Thermal transport property of boron nitride nanosheets

The rapid progress of high-performance microelectronic devices underscores the urgent necessity to develop materials possessing superior thermal conductivity for effectively dissipating heat in cutting-edge electronics. Boron nitride nanosheets (BNNSs) have garnered significant attention due to their exceptional thermal conductivity, combined with electrical insulation and low thermal expansion coefficient, offering a promising solution to heat-related challenges in electronic devices. While BNNSs share some common thermal behaviors with other two-dimensional (2D) materials, they also exhibit unique characteristics.

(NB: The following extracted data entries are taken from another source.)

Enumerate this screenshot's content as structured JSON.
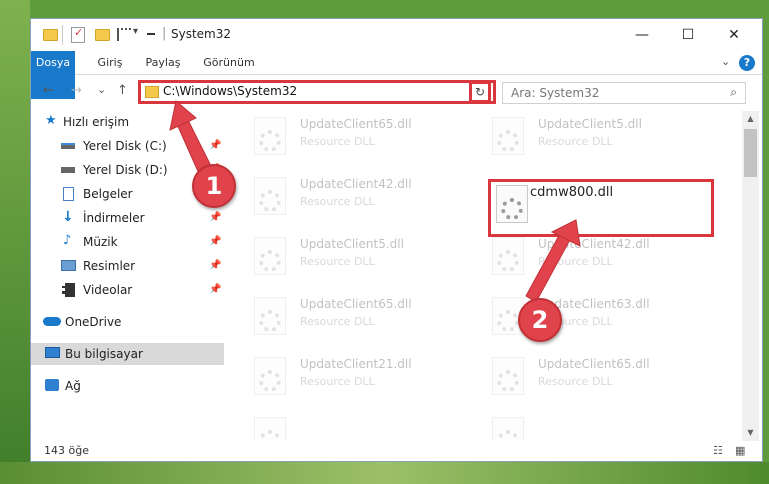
{
  "window": {
    "title": "System32",
    "title_separator": "|"
  },
  "titlebar": {
    "minimize": "—",
    "maximize": "☐",
    "close": "✕",
    "dropdown": "▾",
    "checkmark": "✓"
  },
  "ribbon": {
    "tabs": [
      "Dosya",
      "Giriş",
      "Paylaş",
      "Görünüm"
    ],
    "collapse": "⌄",
    "help": "?"
  },
  "navigation": {
    "back": "←",
    "forward": "→",
    "recent": "⌄",
    "up": "↑",
    "address": "C:\\Windows\\System32",
    "address_dropdown": "⌄",
    "refresh": "↻",
    "search_placeholder": "Ara: System32",
    "search_icon_glyph": "⌕"
  },
  "sidebar": {
    "items": [
      {
        "label": "Hızlı erişim",
        "icon": "star-icon",
        "pinned": false
      },
      {
        "label": "Yerel Disk (C:)",
        "icon": "drive-icon",
        "pinned": true
      },
      {
        "label": "Yerel Disk (D:)",
        "icon": "drive-icon",
        "pinned": true
      },
      {
        "label": "Belgeler",
        "icon": "documents-icon",
        "pinned": true
      },
      {
        "label": "İndirmeler",
        "icon": "download-icon",
        "pinned": true
      },
      {
        "label": "Müzik",
        "icon": "music-icon",
        "pinned": true
      },
      {
        "label": "Resimler",
        "icon": "pictures-icon",
        "pinned": true
      },
      {
        "label": "Videolar",
        "icon": "videos-icon",
        "pinned": true
      },
      {
        "label": "OneDrive",
        "icon": "cloud-icon",
        "pinned": false
      },
      {
        "label": "Bu bilgisayar",
        "icon": "computer-icon",
        "pinned": false,
        "selected": true
      },
      {
        "label": "Ağ",
        "icon": "network-icon",
        "pinned": false
      }
    ],
    "pin_glyph": "📌"
  },
  "files": [
    {
      "name": "UpdateClient65.dll",
      "type": "Resource DLL",
      "faded": true
    },
    {
      "name": "UpdateClient5.dll",
      "type": "Resource DLL",
      "faded": true
    },
    {
      "name": "UpdateClient42.dll",
      "type": "Resource DLL",
      "faded": true
    },
    {
      "name": "cdmw800.dll",
      "type": "",
      "faded": false,
      "highlighted": true
    },
    {
      "name": "UpdateClient5.dll",
      "type": "Resource DLL",
      "faded": true
    },
    {
      "name": "UpdateClient42.dll",
      "type": "Resource DLL",
      "faded": true
    },
    {
      "name": "UpdateClient65.dll",
      "type": "Resource DLL",
      "faded": true
    },
    {
      "name": "UpdateClient63.dll",
      "type": "Resource DLL",
      "faded": true
    },
    {
      "name": "UpdateClient21.dll",
      "type": "Resource DLL",
      "faded": true
    },
    {
      "name": "UpdateClient65.dll",
      "type": "Resource DLL",
      "faded": true
    }
  ],
  "scrollbar": {
    "up": "▲",
    "down": "▼"
  },
  "statusbar": {
    "item_count": "143 öğe",
    "details_view": "☷",
    "icons_view": "▦"
  },
  "annotations": {
    "markers": [
      "1",
      "2"
    ],
    "color": "#e0434b"
  },
  "colors": {
    "file_tab": "#1979ca",
    "highlight": "#d9363e",
    "selected_nav": "#d9d9d9"
  }
}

For instance, BNNSs exhibit larger isotope disorders compared to graphene, yet their isotope enhancement in thermal conductivity is lower than that of their carbon counterpart. This review provides an overview of the thermal transport properties and mechanisms of BNNSs explored over the past decade, beginning with a brief introduction to the basic of thermal conductivity. It then delves into the thermal transport mechanisms in BNNSs, highlighting factors impacting the in-plane thermal conductivity of BNNSs, as well as the cross-plane thermal conductivity and the factors influencing it. Finally, the review discusses challenges associated with BNNS thermal conductivity measurement and outlines potential future research avenues.